Nimis Groupe : chemins parcourus
Dans le groupe, chacun est arrivé avec son bagage. Au début, la composition du groupe a créé une sorte de magma… mais aussi une dynamique, qu’on a voulu garder sur le plateau. Une partie du public qui vient nous voir est au même stade d’ignorance que nous au début. On essaye de lui transmettre non pas des réponses mais le chemin d’interrogations qu’on a suivi.
– Anne-Sophie
Quand Hervé nous a raconté son trajet vers l’Europe, cela a pris plusieurs heures. Lors d’une première présentation publique, son récit durait quarante minutes.

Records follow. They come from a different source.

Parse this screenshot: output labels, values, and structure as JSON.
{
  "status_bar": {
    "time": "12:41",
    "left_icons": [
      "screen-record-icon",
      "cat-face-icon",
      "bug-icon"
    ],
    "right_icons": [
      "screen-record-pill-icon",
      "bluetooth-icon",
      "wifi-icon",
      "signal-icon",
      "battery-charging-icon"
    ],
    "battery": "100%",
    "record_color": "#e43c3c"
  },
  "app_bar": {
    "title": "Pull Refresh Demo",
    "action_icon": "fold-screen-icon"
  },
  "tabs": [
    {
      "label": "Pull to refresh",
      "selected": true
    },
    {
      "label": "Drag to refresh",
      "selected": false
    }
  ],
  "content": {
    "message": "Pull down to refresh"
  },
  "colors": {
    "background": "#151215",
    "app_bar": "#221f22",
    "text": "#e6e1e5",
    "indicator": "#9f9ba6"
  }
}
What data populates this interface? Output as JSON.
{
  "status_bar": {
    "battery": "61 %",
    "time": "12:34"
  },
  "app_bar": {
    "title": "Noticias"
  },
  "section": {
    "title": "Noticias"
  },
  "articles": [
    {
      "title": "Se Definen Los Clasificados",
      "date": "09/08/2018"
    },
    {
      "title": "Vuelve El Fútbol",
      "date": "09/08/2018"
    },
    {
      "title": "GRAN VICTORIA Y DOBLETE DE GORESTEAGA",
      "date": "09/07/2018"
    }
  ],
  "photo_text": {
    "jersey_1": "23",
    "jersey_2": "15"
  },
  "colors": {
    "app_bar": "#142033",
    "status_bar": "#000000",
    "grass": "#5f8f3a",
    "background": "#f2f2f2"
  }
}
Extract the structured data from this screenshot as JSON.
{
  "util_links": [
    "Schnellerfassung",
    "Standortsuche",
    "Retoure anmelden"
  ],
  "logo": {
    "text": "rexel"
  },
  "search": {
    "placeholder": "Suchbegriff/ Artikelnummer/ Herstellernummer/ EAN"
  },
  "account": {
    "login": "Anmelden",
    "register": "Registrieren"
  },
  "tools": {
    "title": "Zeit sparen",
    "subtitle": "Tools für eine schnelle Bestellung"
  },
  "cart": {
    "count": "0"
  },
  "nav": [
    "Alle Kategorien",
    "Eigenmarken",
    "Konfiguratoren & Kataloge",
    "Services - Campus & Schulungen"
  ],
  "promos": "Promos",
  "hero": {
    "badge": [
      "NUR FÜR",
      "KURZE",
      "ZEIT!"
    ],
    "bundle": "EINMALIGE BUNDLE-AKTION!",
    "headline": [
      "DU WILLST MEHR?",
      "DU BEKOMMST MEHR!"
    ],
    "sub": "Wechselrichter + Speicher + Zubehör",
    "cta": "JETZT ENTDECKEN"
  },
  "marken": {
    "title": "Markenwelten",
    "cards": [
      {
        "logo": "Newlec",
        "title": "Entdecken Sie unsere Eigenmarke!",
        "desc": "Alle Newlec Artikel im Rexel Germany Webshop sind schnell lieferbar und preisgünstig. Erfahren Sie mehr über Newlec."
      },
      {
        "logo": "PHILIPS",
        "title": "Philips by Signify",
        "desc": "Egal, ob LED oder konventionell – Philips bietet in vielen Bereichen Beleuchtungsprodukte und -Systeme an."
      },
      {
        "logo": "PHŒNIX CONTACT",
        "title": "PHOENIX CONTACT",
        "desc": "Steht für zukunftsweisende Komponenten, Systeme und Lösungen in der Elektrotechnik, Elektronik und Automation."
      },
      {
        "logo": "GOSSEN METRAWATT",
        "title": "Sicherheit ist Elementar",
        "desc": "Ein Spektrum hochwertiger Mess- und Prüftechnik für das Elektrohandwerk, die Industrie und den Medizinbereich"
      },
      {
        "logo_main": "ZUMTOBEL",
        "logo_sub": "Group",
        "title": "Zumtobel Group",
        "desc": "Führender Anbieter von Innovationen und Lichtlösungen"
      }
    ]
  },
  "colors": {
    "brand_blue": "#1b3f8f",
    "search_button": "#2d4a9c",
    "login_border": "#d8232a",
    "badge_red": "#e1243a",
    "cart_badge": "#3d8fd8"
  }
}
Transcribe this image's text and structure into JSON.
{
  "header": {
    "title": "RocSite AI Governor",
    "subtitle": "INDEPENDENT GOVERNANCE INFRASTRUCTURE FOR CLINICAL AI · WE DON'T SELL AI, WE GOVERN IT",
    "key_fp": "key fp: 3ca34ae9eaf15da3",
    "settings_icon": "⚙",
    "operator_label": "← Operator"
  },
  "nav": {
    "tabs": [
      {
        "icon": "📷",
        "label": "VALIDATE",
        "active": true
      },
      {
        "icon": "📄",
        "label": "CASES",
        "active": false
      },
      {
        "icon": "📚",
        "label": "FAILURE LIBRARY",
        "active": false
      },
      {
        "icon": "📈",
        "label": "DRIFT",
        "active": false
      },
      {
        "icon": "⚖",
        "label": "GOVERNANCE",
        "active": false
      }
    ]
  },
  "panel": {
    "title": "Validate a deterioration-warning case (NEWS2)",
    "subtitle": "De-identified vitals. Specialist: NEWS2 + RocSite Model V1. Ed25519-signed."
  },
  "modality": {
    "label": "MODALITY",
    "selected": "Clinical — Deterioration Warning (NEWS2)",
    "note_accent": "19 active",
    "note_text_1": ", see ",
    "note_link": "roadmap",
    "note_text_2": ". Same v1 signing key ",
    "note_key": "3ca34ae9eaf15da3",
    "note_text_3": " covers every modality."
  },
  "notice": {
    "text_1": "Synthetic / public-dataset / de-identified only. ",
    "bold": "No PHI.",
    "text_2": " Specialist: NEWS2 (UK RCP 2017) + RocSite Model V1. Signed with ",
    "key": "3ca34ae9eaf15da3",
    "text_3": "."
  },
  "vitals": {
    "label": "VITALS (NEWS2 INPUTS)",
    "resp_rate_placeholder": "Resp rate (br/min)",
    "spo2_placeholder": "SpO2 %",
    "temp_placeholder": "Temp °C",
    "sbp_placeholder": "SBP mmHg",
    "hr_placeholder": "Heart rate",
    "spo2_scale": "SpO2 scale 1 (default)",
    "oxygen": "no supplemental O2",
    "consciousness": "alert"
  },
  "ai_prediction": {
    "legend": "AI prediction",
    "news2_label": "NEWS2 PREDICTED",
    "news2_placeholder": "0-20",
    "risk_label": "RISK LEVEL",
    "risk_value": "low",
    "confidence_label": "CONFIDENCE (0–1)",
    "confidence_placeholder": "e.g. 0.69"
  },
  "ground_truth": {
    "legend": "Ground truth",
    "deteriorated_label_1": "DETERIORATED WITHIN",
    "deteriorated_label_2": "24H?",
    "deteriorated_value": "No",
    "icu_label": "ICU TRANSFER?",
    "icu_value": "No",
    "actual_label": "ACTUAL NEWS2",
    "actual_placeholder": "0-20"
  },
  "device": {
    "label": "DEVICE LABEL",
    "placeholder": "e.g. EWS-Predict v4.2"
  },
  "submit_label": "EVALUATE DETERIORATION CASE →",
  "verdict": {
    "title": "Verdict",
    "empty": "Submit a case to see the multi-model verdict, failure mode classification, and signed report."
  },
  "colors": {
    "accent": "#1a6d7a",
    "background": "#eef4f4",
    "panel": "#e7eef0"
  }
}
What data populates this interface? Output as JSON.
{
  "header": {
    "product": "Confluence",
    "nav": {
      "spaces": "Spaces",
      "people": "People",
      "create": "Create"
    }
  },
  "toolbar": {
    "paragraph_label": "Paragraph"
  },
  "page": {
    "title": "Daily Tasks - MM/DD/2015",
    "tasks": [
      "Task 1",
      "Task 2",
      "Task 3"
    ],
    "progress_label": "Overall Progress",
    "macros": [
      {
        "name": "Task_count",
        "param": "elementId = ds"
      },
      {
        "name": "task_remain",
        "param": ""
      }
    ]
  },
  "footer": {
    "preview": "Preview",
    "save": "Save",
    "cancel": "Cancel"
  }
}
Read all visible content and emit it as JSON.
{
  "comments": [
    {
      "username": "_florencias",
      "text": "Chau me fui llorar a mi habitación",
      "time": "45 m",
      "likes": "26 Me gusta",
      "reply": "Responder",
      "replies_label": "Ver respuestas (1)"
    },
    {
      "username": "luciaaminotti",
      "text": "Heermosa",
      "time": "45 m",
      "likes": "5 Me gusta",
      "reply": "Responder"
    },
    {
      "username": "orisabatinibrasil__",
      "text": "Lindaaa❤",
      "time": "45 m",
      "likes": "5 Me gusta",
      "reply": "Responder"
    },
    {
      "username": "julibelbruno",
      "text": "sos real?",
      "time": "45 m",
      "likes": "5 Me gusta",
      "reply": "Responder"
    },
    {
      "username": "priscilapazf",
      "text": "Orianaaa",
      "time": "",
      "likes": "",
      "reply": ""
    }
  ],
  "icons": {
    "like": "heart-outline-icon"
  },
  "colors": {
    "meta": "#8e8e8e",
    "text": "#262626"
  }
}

Il a fallu trouver comment organiser ça, trouver une forme dramaturgique, relier le vécu de son passage de la frontière de Melilla à la nage aux intérêts économiques des industriels qui la construisent et l’équipent. On a entretissé nos sujets de départ (Frontex, l’économie) avec ce qu’eux pouvaient apporter comme vécu et comme expérience, ce dont eux étaient les seuls détenteurs.
– Anne-Sophie
Pour moi, le passage du témoignage au théâtre est assez proche du montage. Comment inscrire le témoignage dans un propos plus large pour qu’il parvienne au spectateur ? Que mettre en place pour quitter un réalisme de base qui est juste… un peu chiant ? Comment le corps va un peu se gonfler ? Comment le montage du texte doit-il être organisé ? De quel point dramaturgique part-on ? Vers quel autre point se dirige-t-on ? De quelle énergie le public a-t-il besoin à ce moment-là de la pièce ?
– Jérôme
Octobre 2014 – voyage à Lampedusa
Poursuivant leur enquête, désireux d’aller voir une frontière bien précise de l’Europe in situ, quelques acteurs de Nimis se rend sur l’île de Lampedusa à l’occasion de la commémoration du naufrage du 3 octobre 2013 (marqué par la mort de 366 migrants). Un autre voyage, à Calais, sera organisé en août 2015.
Lampedusa est un point très symbolique sur cette frontière de l’Europe à la fois très militarisée et très médiatisée. On se dit qu’en allant là-bas, « on va comprendre… » Mais une fois là-bas, on ne comprenait rien de ce qui s’y passait ! Il y avait tant de facettes, tant d’acteurs présents (Schulz, le président du Parlement européen, les militants anarchistes qui ne voulaient en aucun cas que les officiels ne récupèrent la commémoration, les habitants de l’île qui avaient leurs propres revendications, etc.) Il y avait de quoi se perdre !
– Anne-Sophie
Pour Lampedusa, le récit de voyage a été le déclencheur de la forme finale. Une fois de retour, le premier acte de transmission de ceux qui s’y étaient rendus s’est fait sous forme théâtrale, sur le plateau. Pas autour d’une table ! Ils ont mis en scène deux ou trois éléments, un peu à-la-va-comme-je-te-pousse mais c’était génial. La présentation se terminait par la visite au médecin.
– Jérôme
Le témoignage du Docteur Bartolo n’a pas trop été pensé en termes de durée ou de rythme mais de nécessité : il faut faire entendre ça ! Il faut faire entendre le témoignage d’une personne qui chaque jour reçoit les corps, les morts. Puis, en lien avec ce qu’il vient de nous dire, citer les flux et les chiffres…
– Yaël et Anne-Sophie
On est aussi revenus de Lampedusa avec des images de morts que le Docteur Bartolo nous avait confiées et on a trouvé un moyen de les montrer aux autres. Ça a été un très gros choc pour tout le monde et on a eu un long débat sur le fait de les montrer aux spectateurs ou pas. Ce n’étaient pas les images qui passaient dans les médias. C’étaient des photos de cadavres qui sont restés pendant des jours dans la mer, qui sont tuméfiés, gonflés, blanchis, devenus méconnaissables, … Finalement, on a décidé de rester dans les mots et de ne pas les montrer.